Der westindische Kaffee, der im 18. Jahrhundert, als er sich mit dem Javakaffee in den Welthandel teilte, in hoher Blüte stand, ging im 19. Jahrhundert infolge der Abschaffung der Sklaverei und fortwährender politischer Umwälzungen so sehr zurück, daß man an seiner Stelle Tabak und Zuckerrohr bevorzugte. In der Mitte des 19. Jahrhunderts lebte sein Anbau jedoch in Mexiko und namentlich in Brasilien auf, in welch letzterem Lande er allerdings schon seit 1808 für den Welthandel zunehmende Bedeutung erlangt hatte. Früher noch kam er in Ostindien auf, wo besonders Ceylon reiche Kaffeeplantagen besaß, bis im Jahre 1869 dort zuerst die durch einen Rostpilz, Hemileia vastatrix, hervorgerufene gefürchtetste Blattfleckenkrankheit des arabischen Kaffeebaums ausbrach, die im Jahre 1875 dort und auf dem indischen Festlande einen so verderblichen Charakter annahm, daß in der Folge die Kaffeekultur in diesen Ländern fast ganz aufgegeben werden mußte und durch den Anbau von Tee verdrängt wurde, soweit sie nicht durch die Kultur des durch größere Samen ausgezeichneten, infolge seiner größeren Robustheit mehr Widerstandskraft gegen den Pilz aufweisenden Liberiakaffees ersetzt wurde. Dieser Pilz, der sich dann auch in den Kaffeegärten Deutsch-Ostafrikas zeigte, hat dem Kaffeebau auf Ceylon bis zum Jahre 1880, also in zehn Jahren, einen Schaden von über 300 Millionen Mark verursacht und viele vorher vermögliche Pflanzer ruiniert.

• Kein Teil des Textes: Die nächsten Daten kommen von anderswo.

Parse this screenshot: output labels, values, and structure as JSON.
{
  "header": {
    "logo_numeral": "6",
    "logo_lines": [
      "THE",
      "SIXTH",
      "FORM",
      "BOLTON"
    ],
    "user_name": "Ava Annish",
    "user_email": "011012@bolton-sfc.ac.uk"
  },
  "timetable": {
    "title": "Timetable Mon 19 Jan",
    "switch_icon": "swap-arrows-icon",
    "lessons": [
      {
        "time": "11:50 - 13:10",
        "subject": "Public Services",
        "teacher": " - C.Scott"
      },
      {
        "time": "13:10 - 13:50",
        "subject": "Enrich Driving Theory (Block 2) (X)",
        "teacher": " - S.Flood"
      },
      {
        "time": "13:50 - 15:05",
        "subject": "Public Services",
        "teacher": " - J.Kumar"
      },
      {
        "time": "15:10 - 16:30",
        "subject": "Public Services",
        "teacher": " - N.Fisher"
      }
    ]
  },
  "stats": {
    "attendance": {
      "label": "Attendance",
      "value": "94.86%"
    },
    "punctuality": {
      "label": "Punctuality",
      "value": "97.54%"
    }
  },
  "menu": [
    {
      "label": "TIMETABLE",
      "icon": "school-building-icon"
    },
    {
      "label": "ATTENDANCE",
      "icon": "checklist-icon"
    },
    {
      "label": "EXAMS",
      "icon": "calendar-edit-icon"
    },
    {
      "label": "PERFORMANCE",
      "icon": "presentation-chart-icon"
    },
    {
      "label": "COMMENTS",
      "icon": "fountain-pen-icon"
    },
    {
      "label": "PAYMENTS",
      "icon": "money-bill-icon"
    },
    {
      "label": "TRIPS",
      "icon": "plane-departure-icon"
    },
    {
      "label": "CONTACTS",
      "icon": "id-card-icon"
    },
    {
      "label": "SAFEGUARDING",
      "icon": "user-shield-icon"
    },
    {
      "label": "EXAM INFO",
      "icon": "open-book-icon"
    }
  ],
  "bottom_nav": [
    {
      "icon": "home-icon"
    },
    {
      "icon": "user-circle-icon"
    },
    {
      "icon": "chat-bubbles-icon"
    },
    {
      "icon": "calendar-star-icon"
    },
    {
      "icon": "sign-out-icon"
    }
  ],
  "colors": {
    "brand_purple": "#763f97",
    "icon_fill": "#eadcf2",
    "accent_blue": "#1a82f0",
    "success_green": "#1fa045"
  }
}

Bild 35. Der Rostpilz des Kaffeestrauches (Hemileia vastatrix).
a vom Rostpilz befallenes Blatt, b aus einer Spaltöffnung des Blattes sich hervordrängende Dauersporen in Büscheln.
Dieser so verhängnisvolle Krankheitserreger, gegen den bis jetzt kein sicheres Bekämpfungsmittel gefunden wurde, erzeugt ½–¾ cm große orangegelbe Flecken an der Unterseite der Blätter der von ihm befallenen Pflanze, indem sich hier aus den Spaltöffnungen des Blattes zahlreiche Dauersporen in Büscheln hervordrängen, die abfallen und allseitig ausstäuben. Sie sind so ungemein leicht, daß der leiseste Lufthauch sie überallhin auf andere Blätter trägt, wo sie keimen und, in das Zellgefüge der Blätter eindringend, die Krankheit verbreiten. Der ganze Entwicklungsprozeß dauert nicht länger als einen Monat, wodurch sich die schnelle Verbreitung der Seuche erklärt. Wenn viele Blätter zu gleicher Zeit von der Krankheit befallen werden und abfallen, so geht der Baum ein. In jedem Falle wird er aber durch diese Infektion so stark in seinem Allgemeinbefinden angegriffen, daß er mehrere Jahre hindurch einen ganz geringen Ertrag liefert. Bordeauxbrühe und Tabakwasser töten zwar die Sporen der Hemileia, aber gegen das Umsichgreifen der Seuche schützt nur ein Radikalmittel wie die Vernichtung aller von der Krankheit befallener Sträucher. Besonders in Java, wo die Krankheit im Jahre 1876 zuerst auftrat, um dann 1882 auf der ganzen Insel zu wüten, half man sich dadurch, daß man die zarte arabische Kaffeepflanze durch die bedeutend kräftigere Liberiakaffeepflanze ersetzte. Neuerdings wird dort wiederum erstere als eine feinere Bohnensorte liefernde Pflanze vorgezogen, indem man sie auf junge Sämlinge von Liberiakaffee pfropft, was recht gute Resultate liefert, indem so der arabische Kaffeestrauch größere Widerstandskraft gegen die Infektion erlangt.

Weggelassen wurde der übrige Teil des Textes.